Organic matter (OM) composition, microbial biomass and microbial activity in a planted ( Schoenoplectus tabernaemontani), gravel-bed wetland receiving cumulative OM (determined as volatile suspended solids) loadings over 5 years from farm dairy wastewater (8.2 kg OM m −2) and in situ plant residues (8.4 kg OM m −2) were investigated. Organic deposits above and within the gravel stratum (0–100- and 100–400 mm depths) were collected from six sites (with three transverse points per site) along the wetland channel. They were sequentially extracted for labile and stable OM fractions and determined for total carbon (C), total nitrogen (N), biomass C, biomass N, and microbial activity (respiration rate).
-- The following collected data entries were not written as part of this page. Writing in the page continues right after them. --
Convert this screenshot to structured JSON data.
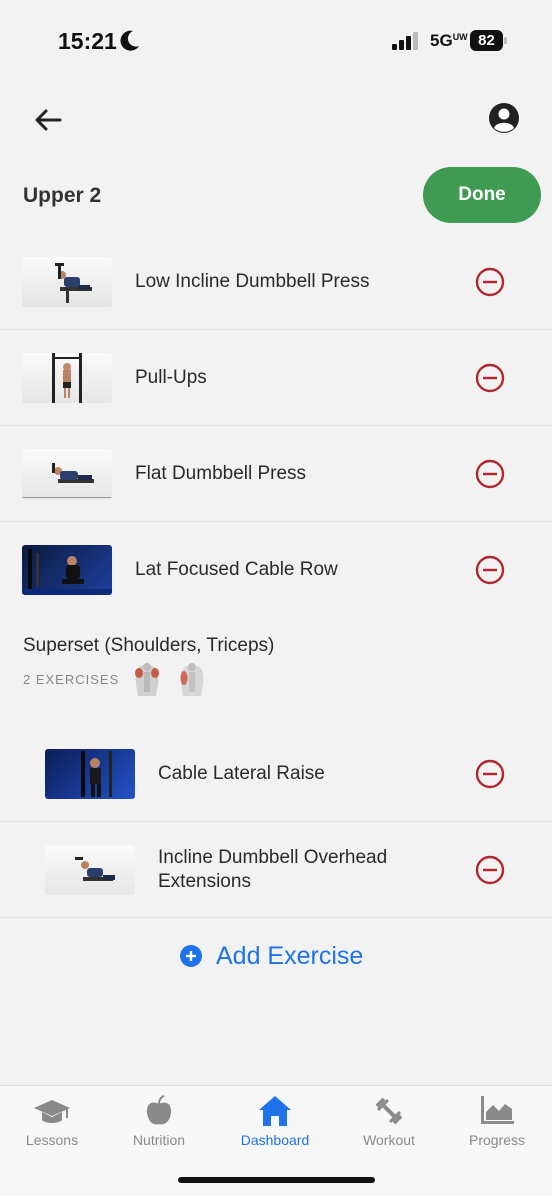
{
  "status_bar": {
    "time": "15:21",
    "network": "5G",
    "network_sup": "UW",
    "battery": "82"
  },
  "workout": {
    "title": "Upper 2",
    "done_label": "Done"
  },
  "exercises": [
    {
      "name": "Low Incline Dumbbell Press"
    },
    {
      "name": "Pull-Ups"
    },
    {
      "name": "Flat Dumbbell Press"
    },
    {
      "name": "Lat Focused Cable Row"
    }
  ],
  "superset": {
    "title": "Superset (Shoulders, Triceps)",
    "count_label": "2 EXERCISES",
    "exercises": [
      {
        "name": "Cable Lateral Raise"
      },
      {
        "name": "Incline Dumbbell Overhead Extensions"
      }
    ]
  },
  "add_exercise_label": "Add Exercise",
  "tabs": [
    {
      "label": "Lessons",
      "icon": "graduation-cap-icon"
    },
    {
      "label": "Nutrition",
      "icon": "apple-icon"
    },
    {
      "label": "Dashboard",
      "icon": "home-icon"
    },
    {
      "label": "Workout",
      "icon": "dumbbell-icon"
    },
    {
      "label": "Progress",
      "icon": "chart-icon"
    }
  ],
  "active_tab": "Dashboard",
  "colors": {
    "accent": "#1e73e8",
    "done_green": "#3f9a52",
    "remove_red": "#b3262d"
  }
}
Over 90% of the OM accumulated in the wetland was present as stable OM fractions. Humic acid, fulvic acid and humin were the predominant stable OM fractions, accounting for ∼63–96% of total C in surface deposits and the gravel substratum. The predominance of stable OM fractions in the wetland was attributed to the refractory nature of OM inputs (lignocellulose and humic compounds) from wetland plant litter and the applied dairy wastewater. Clogging of the gravel pore spaces over a 5-year wetland operation was therefore a result of the accumulation of refractory organic solids, originating from plant litter and applied dairy wastewater. Mineral aluminium (Al) and iron (Fe) compounds did not play a major role in OM stabilisation and accumulation in the wetland since organic C associated with Al and Fe accounted for <2% of the total C in surface deposits and the gravel substratum. Humic compounds were at least 2-fold higher in surface deposits and the top 100 mm of the gravel-bed than the lower gravel substratum, suggesting that pore clogging by these compounds was more prominent in the top layer of the gravel-bed. Microbial respiration rate and microbial biomass were significantly ( P≤0.001) correlated with sediment OM fractions, suggesting that these microbial parameters may be used to predict changes in the labile and stable fractions of OM accumulation in the wetland. Both quantitative assessment of OM content and qualitative determination of labile and stable OM fractions in surface deposits and the gravel substratum are equally important in the understanding of OM accumulation-decomposition and pore clogging in gravel-bed wetlands.